Un erudito es alguien que suele decir muy bien lo que otros ya han dicho sobre algo que pertenece a cualquiera de los reinos de la naturaleza o de los artificios del hombre. El suelo de nuestros sistemas educativos se cimienta sobre la ilusión de que a través de ese viaje por la selva de los saberes, a menudo tan desorientado, crece una ciudadanía crítica, esto sería, reflexiva y escéptica ante el fenómeno o la doctrina. En realidad, ambas cualidades se consiguen, si se llegan a albergar alguna vez, mucho tiempo después de que una o uno haya culminado todos los escalones de la enseñanza que las circunstancias de la vida le permitan patear. Y, repito, no siempre se logra acceder a ese estatus al que podríamos llamar, con ínfulas casi místicas, el don de la lectura, cuya carencia no implica torpeza en el individuo o endeblez del necesario armazón cultural. Quizás haya faltado una chispa que prendiera una cierta actitud ante lo que el universo nos pone por delante a cada minuto, creo que ese fogonazo sucede, o no, y con distinta intensidad.

Los sistemas educativos, se disfracen bajo la verborragia terminológica que se quiera, presentan como defecto intrínseco el hecho de que están realizados por y para el humano, un animal que primero aprende mediante imitación y luego, más si se tiene mi edad, por miedo a la zapatilla materna, método pedagógico de eficacia absoluta. El hombre necesita maestros y, luego, se hace casi imposible la huida de ese magisterio al que sigue por conducta intrínseca de su aparataje gnoseológico. Fijémonos en las desgracias soportadas por Judas, no sé si por el mismísimo Luzbel o por la rebelde Lilith, dentro de una mitología cercana a la cultura occidental. Ese don de la lectura exige una actitud que insufla distancia entre el receptor y el texto o el fenómeno, de modo que, de pronto, el sujeto lector u observador, en realidad, está contemplando el andamiaje que soporta un resultado. A partir de ese instante, y según el ánimo canalla al que a cada quien lo haya conducido su experiencia, el sujeto podría iluminar el alambre del mago que sostiene un balón en el vacío, alzar la tapa que esconde a dos chicas para que parezca que el prestidigitador corta a una por su mitad, o atreverse a hacer juegos de ingenio sobre la obra de Kristeva con cuya lectura creí que había olvidado mi idioma materno, o sobre esos pilares oratorios en los que se basa el ortopédico análisis del discurso, martillo de escolares durante época de controles.

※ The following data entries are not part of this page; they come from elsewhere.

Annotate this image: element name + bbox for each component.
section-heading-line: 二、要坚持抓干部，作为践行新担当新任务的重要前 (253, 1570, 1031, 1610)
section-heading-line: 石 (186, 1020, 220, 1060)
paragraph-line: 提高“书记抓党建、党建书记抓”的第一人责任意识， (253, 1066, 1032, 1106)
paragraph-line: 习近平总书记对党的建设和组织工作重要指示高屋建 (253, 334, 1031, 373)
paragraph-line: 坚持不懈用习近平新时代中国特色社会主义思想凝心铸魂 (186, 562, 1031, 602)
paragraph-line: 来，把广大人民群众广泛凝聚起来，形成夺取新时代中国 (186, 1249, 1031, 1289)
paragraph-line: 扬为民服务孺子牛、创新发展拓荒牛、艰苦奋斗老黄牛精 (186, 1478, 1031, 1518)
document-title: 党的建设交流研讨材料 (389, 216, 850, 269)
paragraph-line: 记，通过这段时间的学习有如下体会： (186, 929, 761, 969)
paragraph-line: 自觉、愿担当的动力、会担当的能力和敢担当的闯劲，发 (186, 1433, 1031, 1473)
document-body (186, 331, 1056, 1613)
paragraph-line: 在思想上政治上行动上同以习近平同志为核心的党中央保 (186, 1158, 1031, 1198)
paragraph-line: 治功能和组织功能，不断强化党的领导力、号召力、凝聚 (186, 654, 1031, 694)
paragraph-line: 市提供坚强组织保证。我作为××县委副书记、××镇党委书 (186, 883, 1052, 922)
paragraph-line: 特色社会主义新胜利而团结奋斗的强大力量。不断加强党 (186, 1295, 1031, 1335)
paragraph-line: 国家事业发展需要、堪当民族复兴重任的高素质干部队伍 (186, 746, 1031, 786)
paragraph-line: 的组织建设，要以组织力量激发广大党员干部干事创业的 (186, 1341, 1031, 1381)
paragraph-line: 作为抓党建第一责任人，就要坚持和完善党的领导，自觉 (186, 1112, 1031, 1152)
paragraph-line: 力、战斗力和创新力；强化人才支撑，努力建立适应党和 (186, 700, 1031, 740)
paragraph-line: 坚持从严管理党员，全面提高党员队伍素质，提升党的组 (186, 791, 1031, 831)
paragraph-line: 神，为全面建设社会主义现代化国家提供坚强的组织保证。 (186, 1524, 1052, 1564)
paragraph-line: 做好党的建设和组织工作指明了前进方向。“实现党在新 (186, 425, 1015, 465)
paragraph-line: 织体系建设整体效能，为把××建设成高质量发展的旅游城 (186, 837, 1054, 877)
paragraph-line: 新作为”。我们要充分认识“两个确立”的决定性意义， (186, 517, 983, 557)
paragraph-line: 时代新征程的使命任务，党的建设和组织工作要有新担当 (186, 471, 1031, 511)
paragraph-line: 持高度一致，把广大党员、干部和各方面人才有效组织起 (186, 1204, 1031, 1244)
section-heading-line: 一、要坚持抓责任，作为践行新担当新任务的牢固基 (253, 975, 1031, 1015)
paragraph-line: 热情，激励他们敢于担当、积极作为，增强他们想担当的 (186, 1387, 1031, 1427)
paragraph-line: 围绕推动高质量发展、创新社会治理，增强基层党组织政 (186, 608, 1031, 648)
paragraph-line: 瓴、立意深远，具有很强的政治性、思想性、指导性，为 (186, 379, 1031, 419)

En esta última obra de Felipe, en efecto un prontuario como avisa el título, el gran maestro no sólo exhibe su don de escritura sino ese tan raro de encontrar que es el de la lectura. Con una gracia que resalta la lucidez, este intruso honorífico, que nos conduce de la mano en un doble pacto ante una ficción que se traviste de severidad enciclopédica, sitúa a sus lectoras y lectores frente a un escaparate privado donde cada objeto, idea, devoción o repugnancia son definidos o, al menos caricaturizados. Cada quien que abra estas páginas asistirá a una charla de café con un guía que se permitirá razonar con un casi aforismo o un artículo completo sobre aquello que le venga en gana, sean figuras de la retórica clásica, escritores de diverso signo y poética, objetos de andar por casa o sensaciones de andar por palacios. Un aparador sobre el que Felipe ha ido colocando sus bibelot conceptuales durante años, lo ha impreso en ese orden alfabético tan arbitrario en origen y tan convencional como cualquier otro, y frente al que nos invita a pasar un rato muy divertido y provechoso en la contemplación de ese don de la lectura con el que los dioses y sus desvelos quisieron coronarlo. Como académico, lo bendigo. Descifrarán esta broma privada durante las primeras páginas de la obra.